Balanchine described, "It is a dance ballet and has no story." The choreography features academic steps inspired by Petipa. The ballet is danced by two principal ballerinas, a partner for the first ballerina, two men supporting the second ballerina, two female demi-soloists and a corps de ballet. The first ballerina role, originated by Marie-Jeanne, is considered one of the most difficult roles among Balanchine's works. The role of her partner, however, is more subdued, serving mostly as a supporter for the lead ballerina. In Ballet Imperial, he performs a mime passage. The second ballerina role was created because it would be impossible for one ballerina to dance to all the cadenza. Though corps de ballet in Petipa's days were merely background to the soloists, the corps in Ballet Imperial are active participants that dances challenging choreography like the principal dancers.

==Original cast==
The dancers who originated the five lead roles in Ballet Imperial are:
- Marie-Jeanne
- Gisella Caccialanza
- William Dollar
- Fred Danieli
- Nicholas Magallanes

==Performances==
Ballet Imperial had a preview performance on May 29, 1941, at the Little Theater of Hunter College, New York. The ballet then officially premiered on June 25, 1941, at Teatro Municipal, Rio de Janeiro, during the first performance of the tour. American Ballet Caravan performed in nine countries, and the tour ended in October, after which the troupe disbanded.

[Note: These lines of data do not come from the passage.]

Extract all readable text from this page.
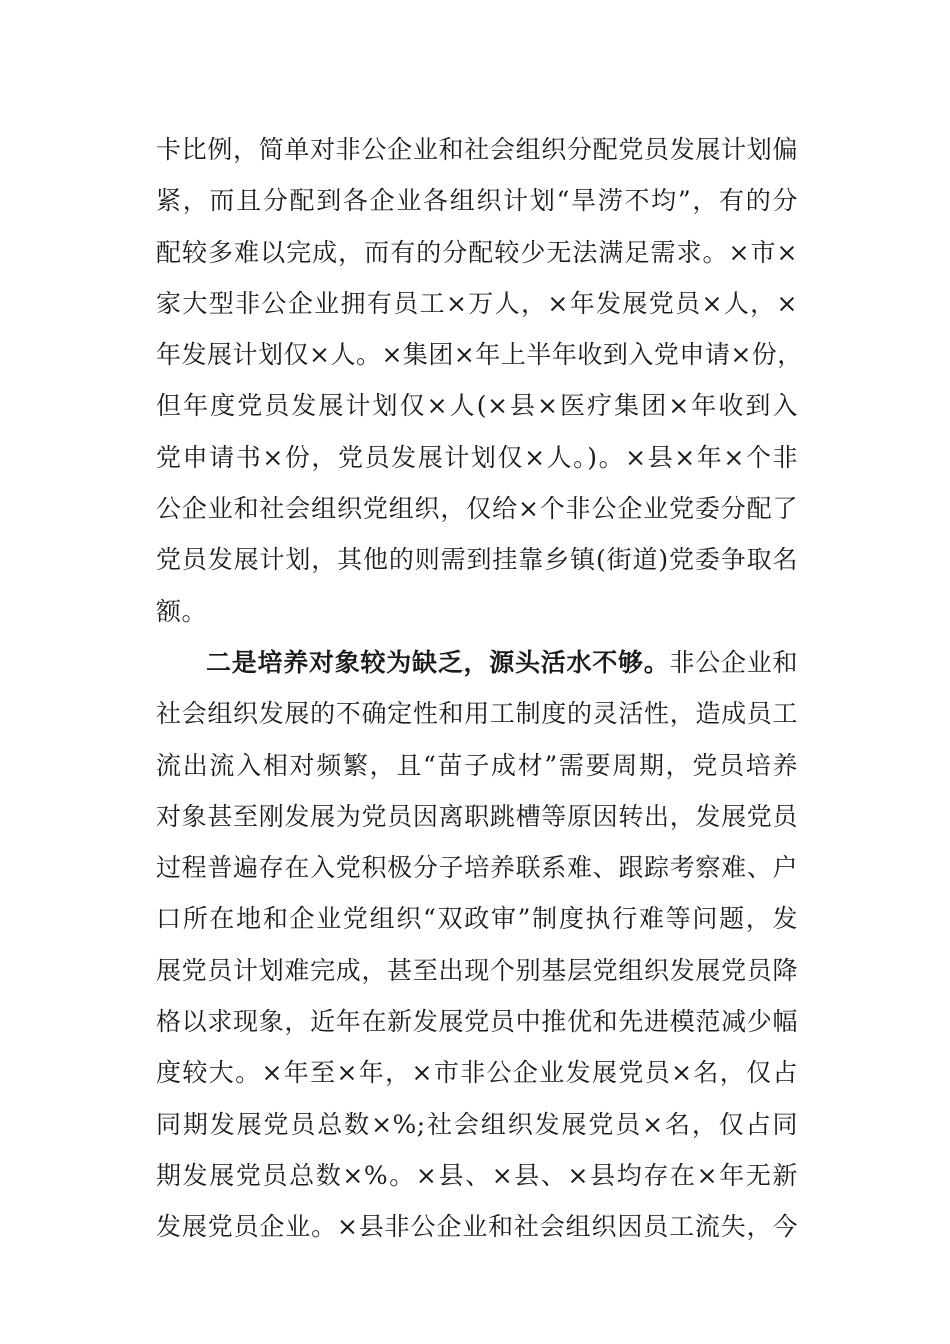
卡比例，简单对非公企业和社会组织分配党员发展计划偏
紧，而且分配到各企业各组织计划“旱涝不均”，有的分
配较多难以完成，而有的分配较少无法满足需求。×市×
家大型非公企业拥有员工×万人，×年发展党员×人，×
年发展计划仅×人。×集团×年上半年收到入党申请×份，
但年度党员发展计划仅×人(×县×医疗集团×年收到入
党申请书×份，党员发展计划仅×人。)。×县×年×个非
公企业和社会组织党组织，仅给×个非公企业党委分配了
党员发展计划，其他的则需到挂靠乡镇(街道)党委争取名
额。
二是培养对象较为缺乏，源头活水不够。非公企业和
社会组织发展的不确定性和用工制度的灵活性，造成员工
流出流入相对频繁，且“苗子成材”需要周期，党员培养
对象甚至刚发展为党员因离职跳槽等原因转出，发展党员
过程普遍存在入党积极分子培养联系难、跟踪考察难、户
口所在地和企业党组织“双政审”制度执行难等问题，发
展党员计划难完成，甚至出现个别基层党组织发展党员降
格以求现象，近年在新发展党员中推优和先进模范减少幅
度较大。×年至×年，×市非公企业发展党员×名，仅占
同期发展党员总数×%;社会组织发展党员×名，仅占同
期发展党员总数×%。×县、×县、×县均存在×年无新
发展党员企业。×县非公企业和社会组织因员工流失，今
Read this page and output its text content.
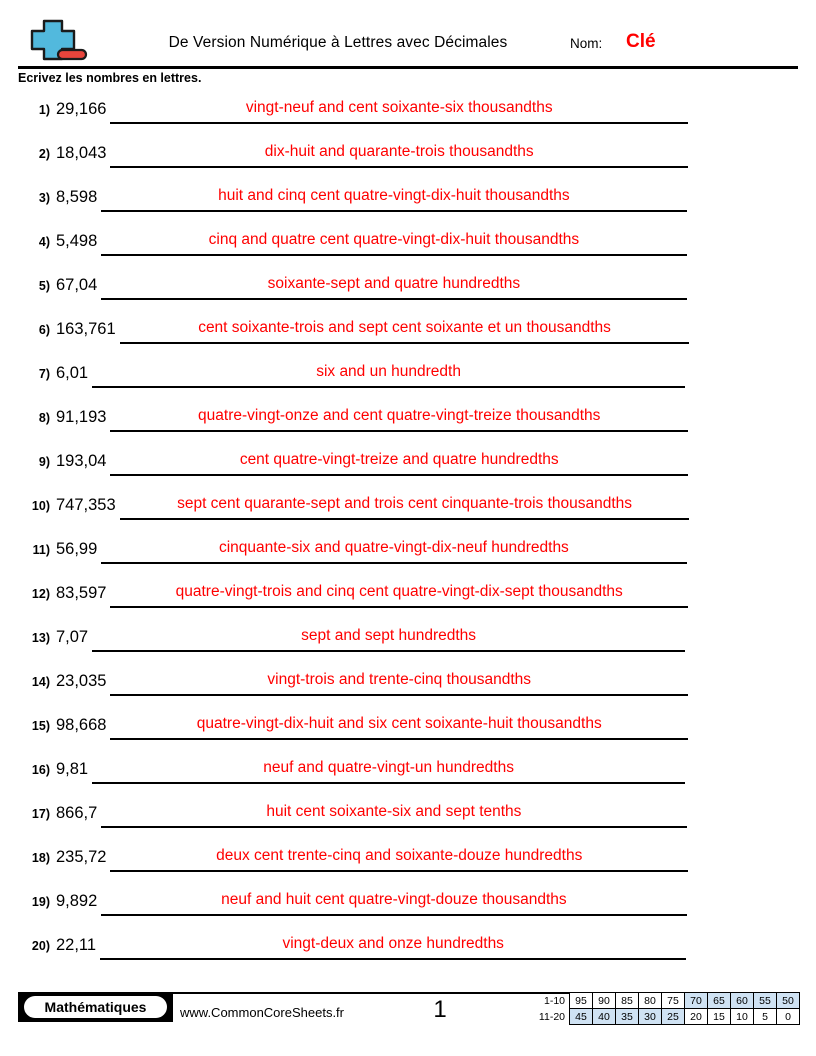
De Version Numérique à Lettres avec Décimales	Nom: Clé
Ecrivez les nombres en lettres.
1) 29,166	vingt-neuf and cent soixante-six thousandths
2) 18,043	dix-huit and quarante-trois thousandths
3) 8,598	huit and cinq cent quatre-vingt-dix-huit thousandths
4) 5,498	cinq and quatre cent quatre-vingt-dix-huit thousandths
5) 67,04	soixante-sept and quatre hundredths
6) 163,761	cent soixante-trois and sept cent soixante et un thousandths
7) 6,01	six and un hundredth
8) 91,193	quatre-vingt-onze and cent quatre-vingt-treize thousandths
9) 193,04	cent quatre-vingt-treize and quatre hundredths
10) 747,353	sept cent quarante-sept and trois cent cinquante-trois thousandths
11) 56,99	cinquante-six and quatre-vingt-dix-neuf hundredths
12) 83,597	quatre-vingt-trois and cinq cent quatre-vingt-dix-sept thousandths
13) 7,07	sept and sept hundredths
14) 23,035	vingt-trois and trente-cinq thousandths
15) 98,668	quatre-vingt-dix-huit and six cent soixante-huit thousandths
16) 9,81	neuf and quatre-vingt-un hundredths
17) 866,7	huit cent soixante-six and sept tenths
18) 235,72	deux cent trente-cinq and soixante-douze hundredths
19) 9,892	neuf and huit cent quatre-vingt-douze thousandths
20) 22,11	vingt-deux and onze hundredths
Mathématiques	www.CommonCoreSheets.fr	1	1-10	95	90	85	80	75	70	65	60	55	50
11-20	45	40	35	30	25	20	15	10	5	0
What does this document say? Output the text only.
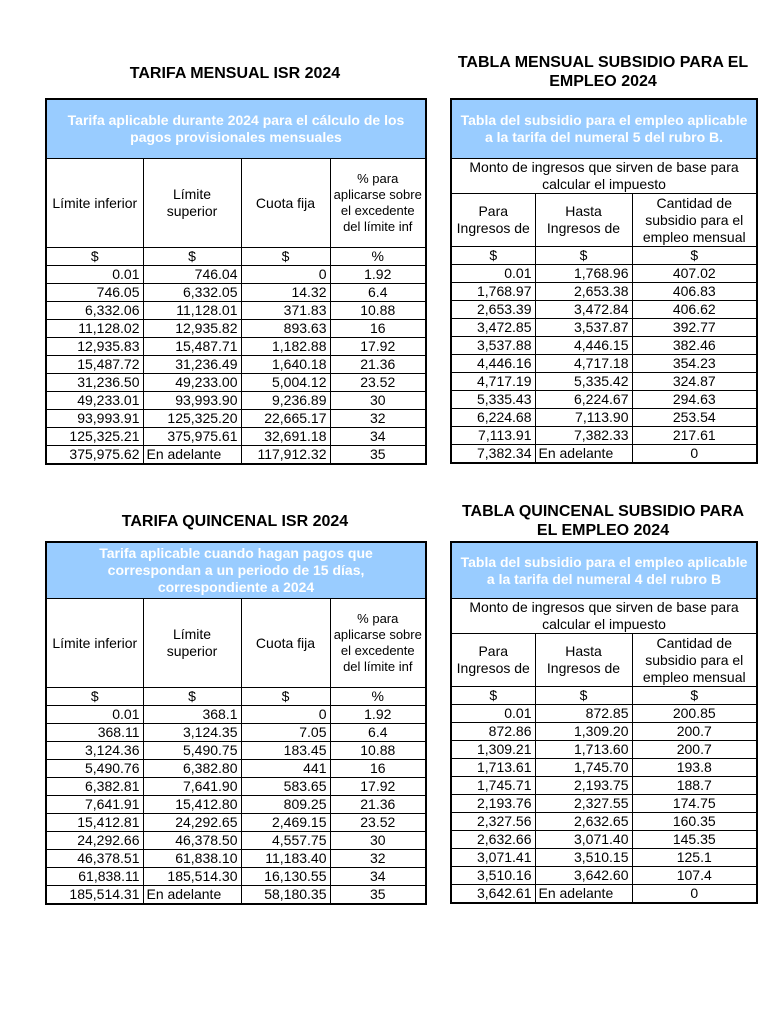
TARIFA MENSUAL ISR 2024
Tarifa aplicable durante 2024 para el cálculo de los pagos provisionales mensuales			
Límite inferior	Límite superior	Cuota fija	% para aplicarse sobre el excedente del límite inf
$	$	$	%
0.01	746.04	0	1.92
746.05	6,332.05	14.32	6.4
6,332.06	11,128.01	371.83	10.88
11,128.02	12,935.82	893.63	16
12,935.83	15,487.71	1,182.88	17.92
15,487.72	31,236.49	1,640.18	21.36
31,236.50	49,233.00	5,004.12	23.52
49,233.01	93,993.90	9,236.89	30
93,993.91	125,325.20	22,665.17	32
125,325.21	375,975.61	32,691.18	34
375,975.62	En adelante	117,912.32	35
TABLA MENSUAL SUBSIDIO PARA EL EMPLEO 2024
Tabla del subsidio para el empleo aplicable a la tarifa del numeral 5 del rubro B.		
Monto de ingresos que sirven de base para calcular el impuesto		
Para Ingresos de	Hasta Ingresos de	Cantidad de subsidio para el empleo mensual
$	$	$
0.01	1,768.96	407.02
1,768.97	2,653.38	406.83
2,653.39	3,472.84	406.62
3,472.85	3,537.87	392.77
3,537.88	4,446.15	382.46
4,446.16	4,717.18	354.23
4,717.19	5,335.42	324.87
5,335.43	6,224.67	294.63
6,224.68	7,113.90	253.54
7,113.91	7,382.33	217.61
7,382.34	En adelante	0
TARIFA QUINCENAL ISR 2024
Tarifa aplicable cuando hagan pagos que correspondan a un periodo de 15 días, correspondiente a 2024			
Límite inferior	Límite superior	Cuota fija	% para aplicarse sobre el excedente del límite inf
$	$	$	%
0.01	368.1	0	1.92
368.11	3,124.35	7.05	6.4
3,124.36	5,490.75	183.45	10.88
5,490.76	6,382.80	441	16
6,382.81	7,641.90	583.65	17.92
7,641.91	15,412.80	809.25	21.36
15,412.81	24,292.65	2,469.15	23.52
24,292.66	46,378.50	4,557.75	30
46,378.51	61,838.10	11,183.40	32
61,838.11	185,514.30	16,130.55	34
185,514.31	En adelante	58,180.35	35
TABLA QUINCENAL SUBSIDIO PARA EL EMPLEO 2024
Tabla del subsidio para el empleo aplicable a la tarifa del numeral 4 del rubro B		
Monto de ingresos que sirven de base para calcular el impuesto		
Para Ingresos de	Hasta Ingresos de	Cantidad de subsidio para el empleo mensual
$	$	$
0.01	872.85	200.85
872.86	1,309.20	200.7
1,309.21	1,713.60	200.7
1,713.61	1,745.70	193.8
1,745.71	2,193.75	188.7
2,193.76	2,327.55	174.75
2,327.56	2,632.65	160.35
2,632.66	3,071.40	145.35
3,071.41	3,510.15	125.1
3,510.16	3,642.60	107.4
3,642.61	En adelante	0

In 1942, Ballet Imperial was performed at the New Opera, with a cast led by Mary Ellen Moylan, Dollar and Caccialanza. In 1945, Ballet Russe de Monte-Carlo, where Balanchine was a resident choreographer, performed the ballet. The first cast featured Moylan, Maria Tallchief and Nicholas Magallanes. In 1950, the Sadler's Wells Ballet (now the Royal Ballet) debuted the ballet with Margot Fonteyn, Michael Somes and Beryl Grey in the lead roles. La Scala Theatre Ballet first performed the ballet in 1952.

New York City Ballet, founded by Balanchine and Kirstein, first danced Ballet Imperial in 1964, staged by Frederic Franklin, with Suzanne Farrell, Jacques d'Amboise, Patricia Neary, Frank Ohman and Earle Sieveling in the leading roles. The premiere of Tschaikovsky Piano Concerto No. 2 in 1973, also by the New York City Ballet featured a cast led by Patricia McBride, Peter Martins, Colleen Neary, Tracy Bennett and Victor Castelli.

After Balanchine's death in 1983, several ballet companies, including the Royal Ballet, began performing the ballet under the title Ballet Imperial and with the Imperial Russian grandeur again. Some troupes that acquired the ballet after Balanchine's death also opted to dance Ballet Imperial.

Other ballet companies that had danced Ballet Imperial or Tschaikovsky Piano Concerto No. 2 include the Paris Opera Ballet, Mariinsky Ballet, American Ballet Theatre, Australian Ballet, Miami City Ballet, Boston Ballet, Houston Ballet, Pacific Northwest Ballet, Finnish National Ballet, Los Angeles Ballet, and Pittsburgh Ballet Theatre.